Ilmuwan Inggris telah melatih sistem kecerdasan buatan (AI) untuk melacak kesehatan terumbu karang – semuanya melalui kekuatan ‘bernyanyi’.
Bentang suara terumbu karang sangat kompleks dan beragam, dengan ikan dan makhluk lain yang menyumbangkan berbagai suara yang dapat berfungsi sebagai sarana pemantauan kesehatan terumbu tertentu.
Namun, proses menganalisis lanskap suara ini seringkali melelahkan dan memakan waktu, dan di sinilah AI dapat membuat perbedaan.
Dalam sebuah studi baru, Peneliti Universitas Exeter memaparkan algoritma komputer pada rekaman terumbu karang yang sehat dan rusak, melatih mesin untuk membedakannya.
Sistem kemudian menganalisis rekaman baru dan mampu mengidentifikasi kesehatan terumbu 92% dengan benar, kata tim tersebut.
Anda mungkin tidak berpikir hanya dengan melihatnya, tetapi terumbu karang sebenarnya adalah “tempat yang sangat bising”, Ben Williams, penulis utama studi tersebut, mengatakan kepada Euronews Subsequent.
Di karang yang bergemuruh, Anda dapat mendengar suara udang yang berbunyi seperti “derek api unggun di latar belakang,” katanya.
“Dan kemudian, sebentar-sebentar, ada semua jenis suara yang berasal dari ikan yang berbeda, yang bisa seperti teriakan dan geraman dan dentuman, segala macam hal yang tidak Anda duga berasal dari seekor ikan.”.
Namun, di terumbu yang rusak, soundscape bisa “jauh lebih sunyi,” kata Williams.
“Kompleksitas tambahan” dari suara ikan – ikan berkomunikasi, memberi makan, bertahan, dll. – sangat sering absen.
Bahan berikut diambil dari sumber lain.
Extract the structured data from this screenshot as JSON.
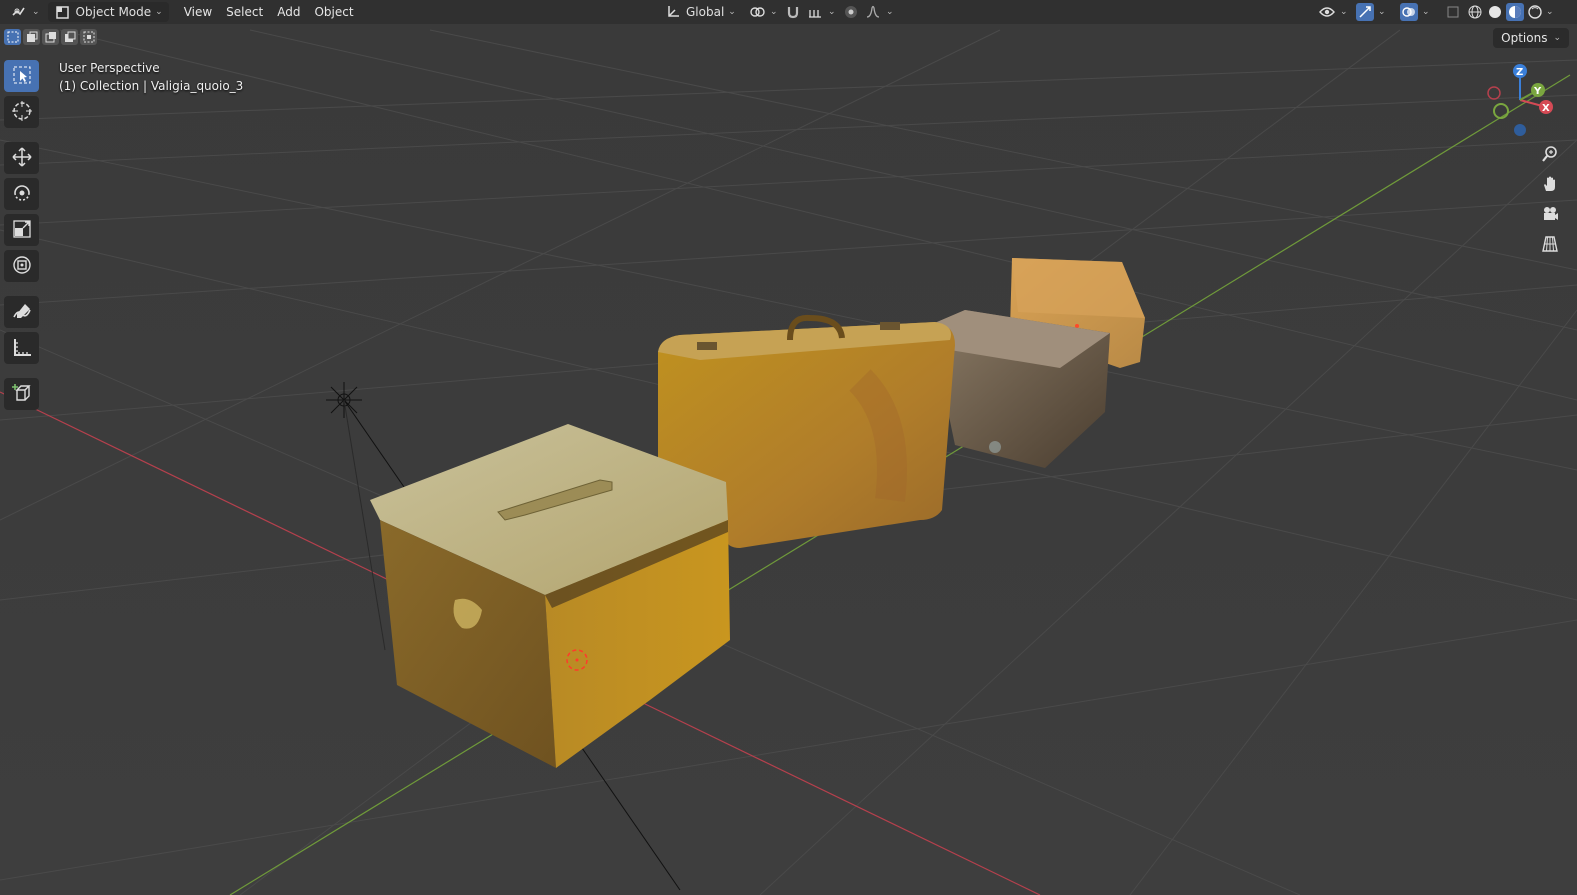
{
  "header": {
    "editor_type_icon": "editor-type-icon",
    "mode": "Object Mode",
    "menus": [
      "View",
      "Select",
      "Add",
      "Object"
    ],
    "transform_orientation": "Global"
  },
  "subbar": {
    "options_label": "Options"
  },
  "viewport": {
    "perspective_label": "User Perspective",
    "collection_label": "(1) Collection | Valigia_quoio_3",
    "axes": {
      "x": "X",
      "y": "Y",
      "z": "Z"
    }
  },
  "colors": {
    "header_bg": "#303030",
    "viewport_bg": "#3d3d3d",
    "accent": "#4772b3",
    "x_axis": "#b5404d",
    "y_axis": "#6f9a3a",
    "z_axis": "#3a7fd9"
  },
  "toolbar_icons": [
    "select-box-icon",
    "cursor-icon",
    "move-icon",
    "rotate-icon",
    "scale-icon",
    "transform-icon",
    "annotate-icon",
    "measure-icon",
    "add-cube-icon"
  ],
  "nav_icons": [
    "zoom-icon",
    "pan-hand-icon",
    "camera-icon",
    "grid-view-icon"
  ]
}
Menggunakan AI untuk menyelamatkan terumbu karang
Melacak kesehatan terumbu karang melalui soundscapes adalah cara mudah untuk mempelajari lebih lanjut tentang keadaan habitatnya, tanpa harus menggunakan metode visible seperti mengirim penyelam ahli.
“Kami bisa saja menjatuhkan hidrofon ke dalam air, membiarkannya selama berminggu-minggu atau berbulan-bulan, dan kami mendapatkan ini dengan sangat mudah untuk mengumpulkan kumpulan knowledge jangka panjang,” kata Williams.
Menganalisis semua knowledge ini adalah masalah lain.
“Kami harus mendengarkan mereka dan hanya menghitung rekaman ikan yang kami dengar, yang memakan waktu dan sangat rumit,” katanya.
Tetapi di sini juga, AI dapat membantu mengotomatiskan proses – memungkinkan rekaman dianalisis lebih cepat dan lebih akurat, jelasnya.
“Jadi ini adalah kemenangan ganda dalam hal itu.”
Teknologi tersebut diharapkan dapat membantu dalam perjuangan untuk melestarikan terumbu karang yang tersisa di dunia, yang merupakan indikator penting dari perubahan lingkungan, dan juga sangat rentan terhadap perubahan tersebut.
Menurut United Nations Ecosystem Programme (UNEP), sekitar 25-50% terumbu karang dunia telah hancur dan 60% terancam.
Terumbu karang ini merupakan sumber makanan dan pendapatan yang important, dan juga melindungi pantai negara-negara kepulauan yang terletak di dataran rendah.
Sekitar 850 juta orang tinggal dalam jarak 100 km dari terumbu karang dan memperoleh manfaat ekonomi dari jasa ekosistemnya, menurut UNEP.
Rekaman yang digunakan dalam studi College of Exeter dibuat sebagai bagian dari Proyek Restorasi Terumbu Karang Mars, yang memulihkan terumbu yang rusak parah di Indonesia.
Di masa depan, Williams mengatakan pekerjaan tim dapat diperluas ke lokasi di seluruh dunia untuk membantu proyek restorasi lainnya.
“Kami sekarang ingin mengirim penebang ke seluruh dunia: ke Maladewa, ke Fantastic Barrier Reef, ke Meksiko, ke banyak situs berbeda di mana kami memiliki mitra yang dapat mengumpulkan info serupa.”